Am Freitag ging es zum berühmten "Mont-Saint-Michel", wo die Schüler dieses Jahr "nur" eine Führung mit Audioguides durch das alte Kloster und dessen Anlagen genossen. Anschließend blieb noch Zeit, um einen Zwischenstopp in Granville einzulegen, um das schöne Wetter am Strand zu genießen oder zu "shoppen".Das Wochenende verbrachten die Gäste bei Ihren Familien, um sich den über den Alltag und die Gewohnheiten zu informieren. Viele Ausflüge wurden unternommen, da uns das Wetter mit sommerlichen Temperaturen verwöhnte.

 

Am Montag wurde das "Château de Falaise" besichtigt, das von "Guillaume le Conquérant" gegründet wurde. Aufgrund der teilweisen Zerstörung wurde es restauriert und die neuen Bauteile bewusst modern gesetzt. Nach einem kurzen Picknick ging es in das "Automatenmuseum",  in dem es Puppen gab, die sich wie Roboter bewegen konnten, was – wie sich alle einig waren - der perfekte Schauplatz für einen erstklassigen Horrorfilm wäre.
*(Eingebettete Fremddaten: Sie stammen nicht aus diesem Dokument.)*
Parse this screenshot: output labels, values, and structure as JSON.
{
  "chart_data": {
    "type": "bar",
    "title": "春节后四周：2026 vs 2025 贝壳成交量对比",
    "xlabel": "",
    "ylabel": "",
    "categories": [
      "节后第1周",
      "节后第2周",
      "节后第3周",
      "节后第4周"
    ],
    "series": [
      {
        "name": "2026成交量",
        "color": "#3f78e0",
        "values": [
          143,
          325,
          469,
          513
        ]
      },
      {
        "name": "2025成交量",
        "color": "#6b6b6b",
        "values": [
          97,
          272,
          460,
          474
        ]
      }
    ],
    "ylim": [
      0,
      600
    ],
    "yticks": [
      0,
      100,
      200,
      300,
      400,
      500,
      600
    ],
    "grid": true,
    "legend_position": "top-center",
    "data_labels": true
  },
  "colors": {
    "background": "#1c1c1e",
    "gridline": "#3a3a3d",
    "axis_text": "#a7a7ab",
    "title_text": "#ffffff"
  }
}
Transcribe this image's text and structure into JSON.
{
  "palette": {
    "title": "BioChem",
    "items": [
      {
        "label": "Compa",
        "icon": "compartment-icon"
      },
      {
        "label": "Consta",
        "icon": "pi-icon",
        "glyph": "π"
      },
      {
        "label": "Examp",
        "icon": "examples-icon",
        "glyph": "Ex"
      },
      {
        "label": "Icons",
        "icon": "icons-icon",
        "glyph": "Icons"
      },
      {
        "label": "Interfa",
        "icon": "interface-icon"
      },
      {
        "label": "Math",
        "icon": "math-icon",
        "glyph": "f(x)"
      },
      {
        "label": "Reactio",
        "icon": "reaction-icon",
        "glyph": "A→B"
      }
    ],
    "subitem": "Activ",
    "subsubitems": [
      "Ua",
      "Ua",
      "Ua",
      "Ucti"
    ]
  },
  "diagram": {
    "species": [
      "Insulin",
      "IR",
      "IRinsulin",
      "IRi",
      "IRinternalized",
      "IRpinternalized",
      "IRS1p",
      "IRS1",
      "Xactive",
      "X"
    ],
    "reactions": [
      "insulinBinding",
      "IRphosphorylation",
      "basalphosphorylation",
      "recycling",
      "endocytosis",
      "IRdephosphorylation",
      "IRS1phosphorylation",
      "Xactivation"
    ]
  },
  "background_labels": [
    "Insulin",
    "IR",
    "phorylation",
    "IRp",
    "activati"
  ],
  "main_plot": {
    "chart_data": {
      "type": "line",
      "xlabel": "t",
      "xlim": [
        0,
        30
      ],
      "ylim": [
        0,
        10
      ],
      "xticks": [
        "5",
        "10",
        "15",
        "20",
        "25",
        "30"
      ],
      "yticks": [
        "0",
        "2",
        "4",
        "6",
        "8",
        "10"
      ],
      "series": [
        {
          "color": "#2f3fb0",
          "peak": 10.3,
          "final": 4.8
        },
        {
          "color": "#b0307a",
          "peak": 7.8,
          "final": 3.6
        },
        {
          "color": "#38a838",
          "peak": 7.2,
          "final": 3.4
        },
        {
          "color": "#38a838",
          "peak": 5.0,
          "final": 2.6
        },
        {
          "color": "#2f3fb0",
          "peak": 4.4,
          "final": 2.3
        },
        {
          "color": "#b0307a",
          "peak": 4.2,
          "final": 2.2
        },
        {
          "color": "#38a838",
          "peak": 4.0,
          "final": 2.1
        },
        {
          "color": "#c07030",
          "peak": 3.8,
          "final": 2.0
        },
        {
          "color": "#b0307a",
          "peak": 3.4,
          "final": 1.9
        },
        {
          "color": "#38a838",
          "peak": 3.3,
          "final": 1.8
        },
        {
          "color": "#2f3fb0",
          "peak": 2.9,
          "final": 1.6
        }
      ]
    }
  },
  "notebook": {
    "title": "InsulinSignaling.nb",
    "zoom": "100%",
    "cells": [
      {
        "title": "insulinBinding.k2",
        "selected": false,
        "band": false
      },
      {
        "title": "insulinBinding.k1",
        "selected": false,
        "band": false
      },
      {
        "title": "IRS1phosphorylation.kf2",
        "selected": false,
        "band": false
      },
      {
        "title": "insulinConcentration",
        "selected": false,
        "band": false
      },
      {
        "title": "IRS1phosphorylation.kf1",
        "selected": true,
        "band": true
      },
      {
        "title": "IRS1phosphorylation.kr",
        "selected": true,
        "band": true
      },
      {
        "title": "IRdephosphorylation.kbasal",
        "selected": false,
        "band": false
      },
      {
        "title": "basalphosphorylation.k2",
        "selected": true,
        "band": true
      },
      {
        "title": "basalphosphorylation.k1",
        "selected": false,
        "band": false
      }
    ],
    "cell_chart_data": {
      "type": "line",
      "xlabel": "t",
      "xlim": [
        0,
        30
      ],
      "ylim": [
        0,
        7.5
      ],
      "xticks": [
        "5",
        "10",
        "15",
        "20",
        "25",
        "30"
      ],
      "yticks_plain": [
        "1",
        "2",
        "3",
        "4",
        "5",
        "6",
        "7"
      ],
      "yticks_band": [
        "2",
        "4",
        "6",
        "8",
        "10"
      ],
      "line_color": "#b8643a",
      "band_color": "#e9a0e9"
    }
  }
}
Am Dienstag nahmen wir in der ersten und zweiten Stunde am Unterricht teil. Nach der Pause besuchten wir die "Fromagerie Réo", in der der bekannte Rohmilchkäse hergestellt wird, aber auch Butter, Quark und Sauerrahm. Für einige war die Luft "nicht ganz so genießbar", doch nach gemeinsamen Mittagessen in der Kantine kam es noch viel schlimmer: der Busfahrer "Karl" fuhr uns in eine Austernzüchterei! Es wurde erklärt wie die Austern gezüchtet werden, und dass sie alle mindestens drei Jahre alt sind,  bevor sie zum Verkauf freigegeben werden. Man konnte die rohen Austern auch kosten, was sich viele nicht nehmen ließen und somit herausfanden, ob ihnen Austern schmecken.


Am letzten Tag in Frankreich wurde der Wochenmarkt besucht, der so ähnlich wie der deutsche Markt an Kirchweihen oder am Marktsonntag ist. Nach einem tränenreichen Abschied fuhr der Bus um 15:00 Uhr Richtung Paris, wo noch ein großes Highlight wartete. Auf einem Boot, das seine Anlegestelle direkt am Eiffelturm hatte, wurden auf der Seine einige große Sehenswürdigkeiten entdeckt und sofort fotografiert. Nach einer Stunde war das Spektakel vorüber und man musste sich nun endgültig von Frankreich verabschieden.